Westover understood from Whitwell's afterthought that it was Cynthia he was anxious to keep ignorant of his misgivings, if they were so much as misgivings. But the importance of this fact could not stay him against the tide of sleep which was bearing him down. When his head touched the pillow it swept over him, and he rose from it in the morning with a gayety of heart which he knew to be returning health. He jumped out of bed, and stuffed some shavings into his stove from the wood-box beside it, and laid some logs on them; he slid the damper open, and then lay down again, listening to the fire that showed its red teeth through the slats and roared and laughed to the day which sparkled on the white world without. When he got out of bed a second time, he found the room so hot that he had to pull down his window-sash, and he dressed in a temperature of twenty degrees below zero without knowing that the dry air was more than fresh. Mrs. Durgin called to him through the open door of her parlor, as he entered the dining-room: "Cynthy will give you your breakfast, Mr. Westover. We're all done long ago, and I'm busy in here," and the girl appeared with the coffee-pot and the dishes she had been keeping hot for him at the kitchen stove. She seemed to be going to leave him when she had put them down before him, but she faltered, and then she asked: "Do you want I should pour your coffee for you?"

"Oh yes! Do!" he begged, and she sat down across the table from him. "I'm ashamed to make this trouble for you," he added. "I didn't know it was so late."

"Oh, we have the whole day for our work," she answered, tolerantly.

He laughed, and said: "How strange that seems! I suppose I shall get used to it. But in town we seem never to have a whole day for a day's work; we always have to do part of it at night, or the next morning. Do you ever have a day here that's too large a size for its work?"

"You can nearly always find something to do about a house," she returned, evasively. "But the time doesn't go the way it does in the summer."

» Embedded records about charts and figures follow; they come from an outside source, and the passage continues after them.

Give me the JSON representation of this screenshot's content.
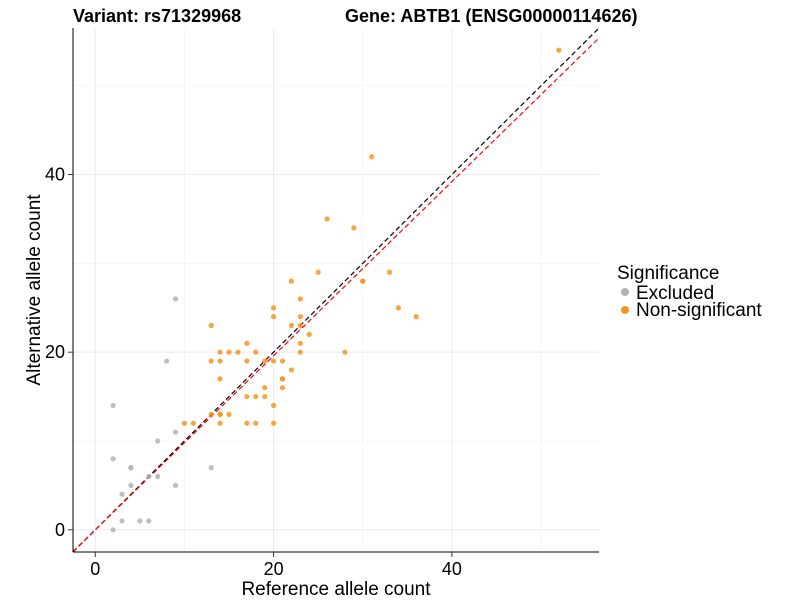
{
  "chart_data": {
    "type": "scatter",
    "title_left": "Variant: rs71329968",
    "title_right": "Gene: ABTB1 (ENSG00000114626)",
    "xlabel": "Reference allele count",
    "ylabel": "Alternative allele count",
    "xlim": [
      -2.5,
      56.5
    ],
    "ylim": [
      -2.5,
      56.5
    ],
    "x_ticks": [
      0,
      20,
      40
    ],
    "y_ticks": [
      0,
      20,
      40
    ],
    "x_tick_labels": [
      "0",
      "20",
      "40"
    ],
    "y_tick_labels": [
      "0",
      "20",
      "40"
    ],
    "grid": true,
    "legend": {
      "title": "Significance",
      "position": "right",
      "entries": [
        {
          "label": "Excluded",
          "color": "#b3b3b3"
        },
        {
          "label": "Non-significant",
          "color": "#f7941d"
        }
      ]
    },
    "reference_lines": [
      {
        "name": "identity",
        "slope": 1.0,
        "intercept": 0,
        "color": "#000000",
        "style": "dashed"
      },
      {
        "name": "fit",
        "slope": 0.98,
        "intercept": 0,
        "color": "#ff0000",
        "style": "dashed"
      }
    ],
    "series": [
      {
        "name": "Excluded",
        "color": "#b3b3b3",
        "points": [
          [
            2,
            0
          ],
          [
            2,
            8
          ],
          [
            2,
            14
          ],
          [
            3,
            1
          ],
          [
            3,
            4
          ],
          [
            4,
            5
          ],
          [
            4,
            7
          ],
          [
            4,
            7
          ],
          [
            5,
            1
          ],
          [
            6,
            1
          ],
          [
            6,
            6
          ],
          [
            7,
            6
          ],
          [
            7,
            10
          ],
          [
            8,
            19
          ],
          [
            9,
            5
          ],
          [
            9,
            11
          ],
          [
            9,
            26
          ],
          [
            13,
            7
          ]
        ]
      },
      {
        "name": "Non-significant",
        "color": "#f7941d",
        "points": [
          [
            10,
            12
          ],
          [
            11,
            12
          ],
          [
            13,
            13
          ],
          [
            13,
            19
          ],
          [
            13,
            23
          ],
          [
            14,
            12
          ],
          [
            14,
            13
          ],
          [
            14,
            13
          ],
          [
            14,
            17
          ],
          [
            14,
            19
          ],
          [
            14,
            20
          ],
          [
            15,
            13
          ],
          [
            15,
            20
          ],
          [
            16,
            20
          ],
          [
            17,
            12
          ],
          [
            17,
            15
          ],
          [
            17,
            19
          ],
          [
            17,
            21
          ],
          [
            18,
            12
          ],
          [
            18,
            15
          ],
          [
            18,
            20
          ],
          [
            19,
            15
          ],
          [
            19,
            16
          ],
          [
            19,
            19
          ],
          [
            20,
            12
          ],
          [
            20,
            14
          ],
          [
            20,
            19
          ],
          [
            20,
            24
          ],
          [
            20,
            25
          ],
          [
            21,
            16
          ],
          [
            21,
            17
          ],
          [
            21,
            17
          ],
          [
            21,
            19
          ],
          [
            22,
            18
          ],
          [
            22,
            23
          ],
          [
            22,
            28
          ],
          [
            23,
            20
          ],
          [
            23,
            21
          ],
          [
            23,
            23
          ],
          [
            23,
            24
          ],
          [
            23,
            26
          ],
          [
            24,
            22
          ],
          [
            25,
            29
          ],
          [
            26,
            35
          ],
          [
            28,
            20
          ],
          [
            29,
            34
          ],
          [
            30,
            28
          ],
          [
            30,
            28
          ],
          [
            31,
            42
          ],
          [
            33,
            29
          ],
          [
            34,
            25
          ],
          [
            36,
            24
          ],
          [
            52,
            54
          ]
        ]
      }
    ]
  }
}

"Oh, I know how the country is in the winter," he said. "I was brought up in the country."

"I didn't know that," she said, and she gave him a stare of surprise before her eyes fell.

"Yes. Out in Wisconsin. My people were emigrants, and I lived in the woods, there, till I began to paint my way out. I began pretty early, but I was in the woods till I was sixteen."

"I didn't know that," she repeated. "I always thought that you were—"

"Summer folks, like the rest? No, I'm all-the-year-round folks originally. But I haven't been in the country in the winter since I was a boy; and it's all been coming back to me, here, like some one else's experience."